To Be Perfectly Frank | Law and disorder

If you were to ask me what I remember most clearly about the early 1980s in Denmark, I’d have to say the bitterly cold winters. But apart from that, something else sticks in my mind: the traffic – or the lack of it – and the orderly way in which it was managed. And I don’t mean just the infrastructure such as traffic lights and roundabouts, but the serious adherence to the letter of the law.

One morning, my then wife and our nine-year-old daughter decided to cycle down to the petrol station opposite Bellevue Beach for some milk. Rather than cross Kystvejen twice, they chose to use the cycle path on the left-hand side of the road and were duly spotted by a motorcycle policeman and given a strict talking to. On another occasion, one of my nephews, who was staying with us at the time, was similarly stopped for a minor traffic offence while out on his paper round at some ungodly hour of the morning.

In fact, the pedantic way in which people appeared to revere the traffic regulations was indeed both impressive and irritating. There was a time during the 1980s when English Sunday newspapers became available at some of the larger S-train stations, but you had to be there early to get one. So I was in the habit of driving to Hellerup Station at around 8am on Sundays. Kystvejen in those days was completely deserted at that hour on a Sunday morning, except for my car – and a man walking a dog. I could swear I met him every single time. I would approach the traffic lights where he waited, he would press the little button, the lights would duly change, I would duly stop, and man and dog would duly cross the road. He could have waited for the only car on the road to pass and just crossed with no problem, but no!

So fast-forward 30 years and what do we find? A lot more traffic, yes, and a lot more cynicism among road users. And I mean all road users – motorists, cyclists, pedestrians, whatever. The previous apparent respect for the law has been replaced by a fast-growing degree of disrespect. At the same time, there is an almost total lack of police presence on the streets. The occasional patrol car is all that reminds one that there are any police at all in Denmark. How often have I witnessed some traffic infringement and watched with incredulity as a police car swept by, the occupants often seeming to be more concerned with swapping jokes than doing what I would consider to be police work.

So what has in fact changed? Two recent quotes in the national press gave me a clue. The first was a reaction to the increase in fines for traffic infringements: that it was unfair to be fined 700 kroner for using a mobile phone while cycling on a deserted path. In other words, the law should be open to interpretation depending on the circumstances. That’s not my understanding of how the law should work! And who does the interpreting? The other quote in question was the police themselves declaring that they were “quite satisfied” with the level of traffic policing. Well what else would they say? If I wasn’t accountable to anyone I might also assess my own work as satisfactory. But raising the fines is not going to make one ounce of difference to the way people behave if they don’t get caught and fined! And it doesn’t help that there is no peer pressure to obey the law: nobody says a word or honks a horn despite being subjected to appalling (and downright dangerous) driving, thus giving tacit approval to such behaviour. (Oh I’m forgetting, of course, that horn honking is illegal unless absolutely necessary!).

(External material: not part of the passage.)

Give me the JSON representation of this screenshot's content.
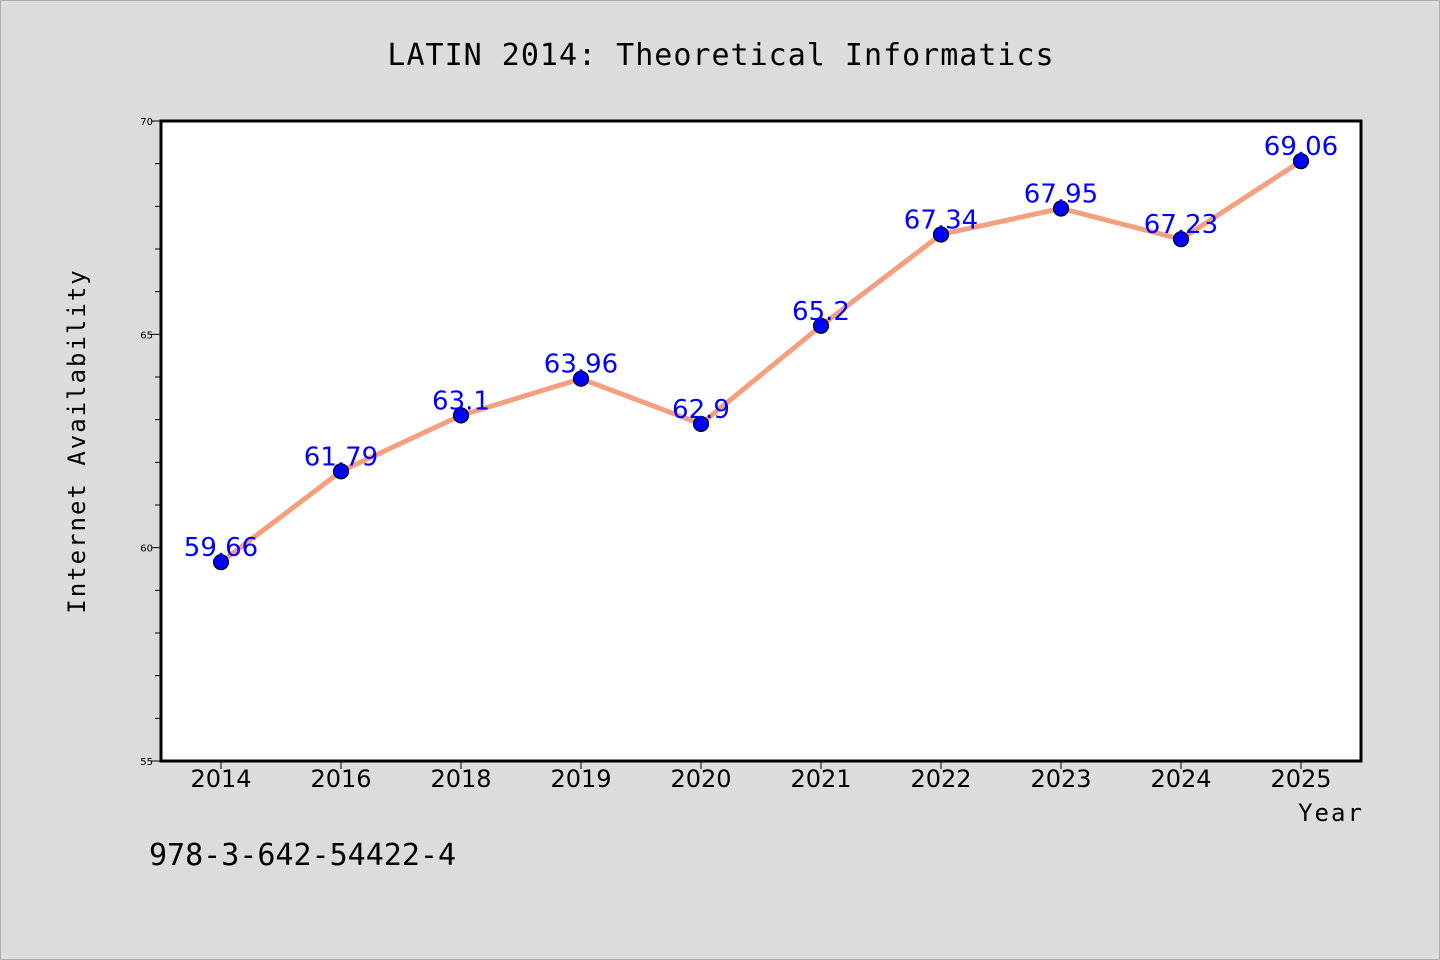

So what do we deduce from these glaring differences over the last three decades? That the current generation is less law-abiding than previous ones? I would prefer to suggest that what appeared to be respect for the law was in fact a fear of being caught doing something wrong. Remove that threat and people revert to the norm, which here in Denmark is often an insistence on doing what one wants to do if one can get away with it. A lack of social pressure to accept the moral difference between right and wrong, combined with a poor level of enforcement of the law, will naturally lead to disorder if not downright anarchy, and no amount of legislation by parliament will reverse that.